L'ampoule du réverbère avait grillé et Adamsberg n'avait pas aperçu son voisin dans la nuit.

— Pas au pôle Nord, en Islande.

— C'est pareil.

— Mais je ne sais plus pourquoi je pars.

— Tu pars finir de te gratter. Ce qui t'avait piqué dans le Creux. Cherche pas plus loin.

— Mais ça ne va pas, Lucio, dit Adamsberg en tendant la main pour avoir une bière.

— Elle est ouverte. Comme ça, tu ficheras pas l'arbre en l'air.

— Ça ne va pas. J'abandonne l'enquête, j'abandonne mes hommes, tout cela pour aller me gratter sur une terre de glace.

— T'as pas le choix.

— Je ne sais même plus où est l'Islande, où est l'avion. C'est à cause de ces séances à l'Assemblée. Je t'en ai parlé. Je suis en avril 1794. Tu comprends ?

— Non.

— Qu'est-ce que tu comprends alors ?

— Que c'est une sacrée foutue bête qui t'a piqué.

— J'ai encore le temps de tout annuler.

— Non.

— Presque tous mes adjoints sont contre. Demain, quand ils verront que je suis réellement parti, ce sera l'émeute. Ils ne comprennent pas.

— On ne peut jamais comprendre ce qui gratte l'autre.

— Je vais annuler, dit Adamsberg en se levant.

— Non, répéta Lucio en l'agrippant au poignet de sa seule main qui, à force d'être seule, était devenue presque aussi puissante que deux mains réunies. Si tu annules, ça va s'infecter. Et tu pleureras. Quand le bagage est fait, l'homme ne se retourne pas. Tu veux que je te dise une chose ?

— Non, dit Adamsberg, énervé par la surpuissance que s'octroyait le vieux.

— Finis cette bière. D'un coup.

Lassé, Adamsberg s'exécuta sous le regard mauvais de l'Espagnol.

— Et maintenant, ordonna Lucio, va dormir, hombre.

Et cela, il ne l'avait jamais dit de sa vie.

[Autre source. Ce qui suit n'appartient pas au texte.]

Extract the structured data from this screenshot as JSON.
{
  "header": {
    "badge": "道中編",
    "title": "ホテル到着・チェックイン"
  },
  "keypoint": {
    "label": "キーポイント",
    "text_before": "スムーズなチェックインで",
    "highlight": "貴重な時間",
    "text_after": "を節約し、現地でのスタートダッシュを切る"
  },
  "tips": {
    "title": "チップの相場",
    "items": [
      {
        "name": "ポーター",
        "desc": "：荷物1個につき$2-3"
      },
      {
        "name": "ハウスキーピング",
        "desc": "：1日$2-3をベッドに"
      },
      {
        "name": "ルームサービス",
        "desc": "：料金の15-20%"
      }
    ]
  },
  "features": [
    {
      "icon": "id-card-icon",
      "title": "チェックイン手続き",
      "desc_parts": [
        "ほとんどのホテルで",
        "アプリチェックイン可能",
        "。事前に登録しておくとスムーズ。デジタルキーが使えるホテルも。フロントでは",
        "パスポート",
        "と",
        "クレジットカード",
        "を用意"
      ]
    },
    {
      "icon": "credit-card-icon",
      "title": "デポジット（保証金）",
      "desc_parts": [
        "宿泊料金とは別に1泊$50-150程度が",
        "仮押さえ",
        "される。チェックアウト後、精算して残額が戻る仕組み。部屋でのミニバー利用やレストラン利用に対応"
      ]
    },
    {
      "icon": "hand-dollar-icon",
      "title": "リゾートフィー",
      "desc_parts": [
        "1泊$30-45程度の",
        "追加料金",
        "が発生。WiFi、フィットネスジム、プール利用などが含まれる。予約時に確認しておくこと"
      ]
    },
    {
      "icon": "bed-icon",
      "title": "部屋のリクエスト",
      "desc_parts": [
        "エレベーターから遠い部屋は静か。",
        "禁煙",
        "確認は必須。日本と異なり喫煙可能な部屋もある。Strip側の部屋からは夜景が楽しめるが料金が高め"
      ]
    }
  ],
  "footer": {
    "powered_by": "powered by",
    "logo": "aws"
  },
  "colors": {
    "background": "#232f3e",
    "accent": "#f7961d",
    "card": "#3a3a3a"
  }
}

Puis il l'entendit se racler la gorge et cracher au sol. Et cela non plus, Lucio ne l'avait jamais fait de sa vie.

XXXIV

Adamsberg rejoignit Veyrenc à l'enregistrement du vol de 14 h 30 pour Reykjavik. La file n'était pas très longue, avril n'était pas la saison des touristes. Des hommes d'affaires et beaucoup de têtes blondes, d'un blond qui tirait sur le blanc, des Islandais qui rentraient chez eux pour les vacances de Pâques. Bagages légers, Islandais paisibles, à l'exception d'Adamsberg et de Veyrenc, lourdement chargés de leurs sacs à dos, comme s'ils préparaient leur défense contre la morsure des glaces. Mais enfin, cet îlot n'était pas comme les autres.